Soon my daughter was born, and, absorbed in the care of two children, I stopped following my mother’s personal affairs. So far, after a couple of years, another acquaintance has not dropped that she saw a photo of my mother in a dating application. I found her a questionnaire, and I was unpleasantly struck by a whole series of frank photographs that did not fit with my mother’s age and hinted that serious relations were not interested in her.

In fairness, mom looks great: watching herself, a beautiful figure. But to see this was unpleasant for me, as if it were a stranger to me, a completely unfamiliar person. I demanded an explanation, but her answer did not delight me. She admitted that she wants to feel desired. Men of her age are not at all interested in her mother.
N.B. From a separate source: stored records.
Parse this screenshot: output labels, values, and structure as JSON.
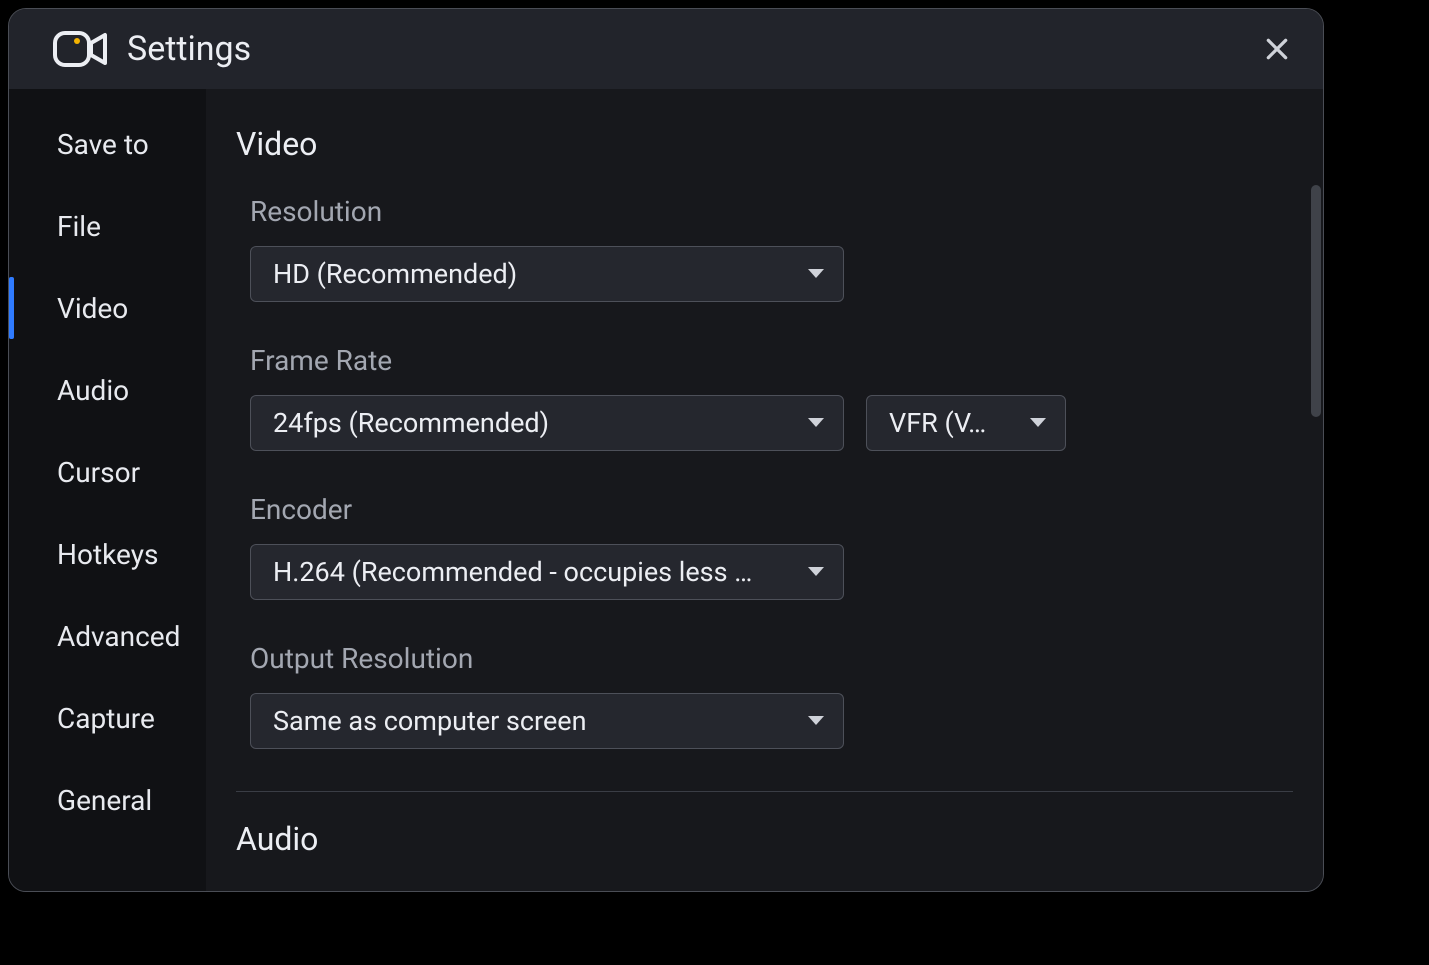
{
  "header": {
    "title": "Settings"
  },
  "sidebar": {
    "items": [
      {
        "label": "Save to"
      },
      {
        "label": "File"
      },
      {
        "label": "Video",
        "active": true
      },
      {
        "label": "Audio"
      },
      {
        "label": "Cursor"
      },
      {
        "label": "Hotkeys"
      },
      {
        "label": "Advanced"
      },
      {
        "label": "Capture"
      },
      {
        "label": "General"
      }
    ]
  },
  "content": {
    "section_title": "Video",
    "fields": {
      "resolution": {
        "label": "Resolution",
        "value": "HD (Recommended)"
      },
      "frame_rate": {
        "label": "Frame Rate",
        "value": "24fps (Recommended)",
        "mode": "VFR (V…"
      },
      "encoder": {
        "label": "Encoder",
        "value": "H.264 (Recommended - occupies less …"
      },
      "output_res": {
        "label": "Output Resolution",
        "value": "Same as computer screen"
      }
    },
    "next_section_title": "Audio"
  }
}
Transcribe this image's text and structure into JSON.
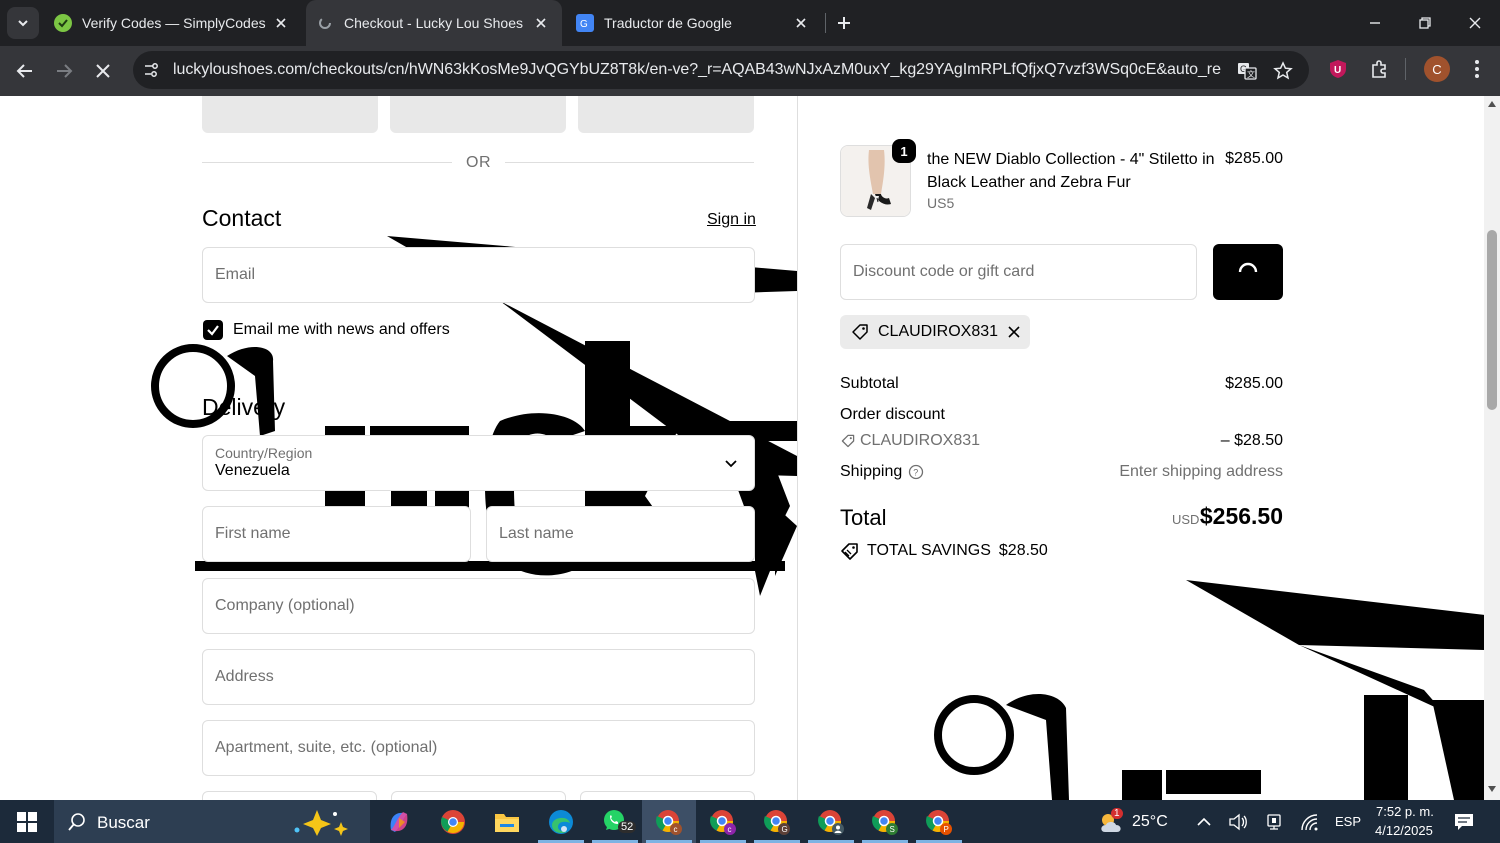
{
  "browser": {
    "tabs": [
      {
        "title": "Verify Codes — SimplyCodes",
        "active": false
      },
      {
        "title": "Checkout - Lucky Lou Shoes",
        "active": true
      },
      {
        "title": "Traductor de Google",
        "active": false
      }
    ],
    "url": "luckyloushoes.com/checkouts/cn/hWN63kKosMe9JvQGYbUZ8T8k/en-ve?_r=AQAB43wNJxAzM0uxY_kg29YAgImRPLfQfjxQ7vzf3WSq0cE&auto_redirect=f...",
    "profile_initial": "C",
    "extension_badge": "U"
  },
  "checkout": {
    "or_label": "OR",
    "contact": {
      "heading": "Contact",
      "sign_in": "Sign in",
      "email_placeholder": "Email",
      "newsletter_label": "Email me with news and offers",
      "newsletter_checked": true
    },
    "delivery": {
      "heading": "Delivery",
      "country_label": "Country/Region",
      "country_value": "Venezuela",
      "first_name_placeholder": "First name",
      "last_name_placeholder": "Last name",
      "company_placeholder": "Company (optional)",
      "address_placeholder": "Address",
      "apartment_placeholder": "Apartment, suite, etc. (optional)"
    }
  },
  "order_summary": {
    "item": {
      "quantity": "1",
      "title": "the NEW Diablo Collection - 4\" Stiletto in Black Leather and Zebra Fur",
      "variant": "US5",
      "price": "$285.00"
    },
    "discount_placeholder": "Discount code or gift card",
    "applied_code": "CLAUDIROX831",
    "subtotal_label": "Subtotal",
    "subtotal_value": "$285.00",
    "order_discount_label": "Order discount",
    "discount_code": "CLAUDIROX831",
    "discount_value": "– $28.50",
    "shipping_label": "Shipping",
    "shipping_value": "Enter shipping address",
    "total_label": "Total",
    "currency": "USD",
    "total_value": "$256.50",
    "savings_label": "TOTAL SAVINGS",
    "savings_value": "$28.50"
  },
  "taskbar": {
    "search_label": "Buscar",
    "whatsapp_badge": "52",
    "weather_temp": "25°C",
    "weather_badge": "1",
    "language": "ESP",
    "time": "7:52 p. m.",
    "date": "4/12/2025"
  },
  "colors": {
    "chrome_dark": "#202124",
    "chrome_toolbar": "#35363a",
    "taskbar": "#1c2a3a",
    "page_black": "#000000"
  }
}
“Understand, I have never been to an elderly man, because your father was gone when I was forty -three years old. I myself feel young, and I like beautiful young men “. When I tried to sobering her and remind her that there can be no talk of any serious relationships with people of this age, she only hurts herself, her mother confidently replied that this was not included in her plans.

“Why do I need family dinners and socks? She laughed. – I already passed it. And now I just want to enjoy life. And flirt and sex, including “. “But you are 63 years old, you have grandchildren, you are a famous person, a teacher,” I objected. “It worries you, but everything suits me,” my mother answered me.

I have gone in mixed feelings, since then we have not raised this conversation. I did not tell my sister about anything. But I’m afraid that in our small city this will soon become known by a much larger number of common acquaintances. Yes, maybe this is my selfishness, but it is unbearable to think that they will talk about my mother with a grin. It hurts me for her. And it’s scary that it will affect me and my family. “.

“The psyche of children is rejected by the very fact that parents may have sex”

Daria Petrovskaya, Gestalt therapist

“Olga’s mother lost her husband at a fairly young age, and time, like her own female realization, stopped for her then. Therefore, the “new wave” begins from the moment the spouse. “I have never been to the elderly, your father was never at forty -three years old,” she says to her daughter.

Perhaps her sexuality and with her husband, she did not live in full. This happens in an early marriage, when the spouses still do not know either their preferences or erogenous zones. And therefore, discovering a new world of pleasures for herself, a woman explores herself in contact with younger people. This at this stage of life does not imply a heroine of relations for the mother, but gives experience. And she is well aware of this.

As for subsidiaries, the psyche is primarily rejected by the very fact that the parent may have sex. Even the intimate relationships of the mother and father are perceived by the child through denial and disgust. This is a normal protective reaction – this is how the taboo on incest is manifested.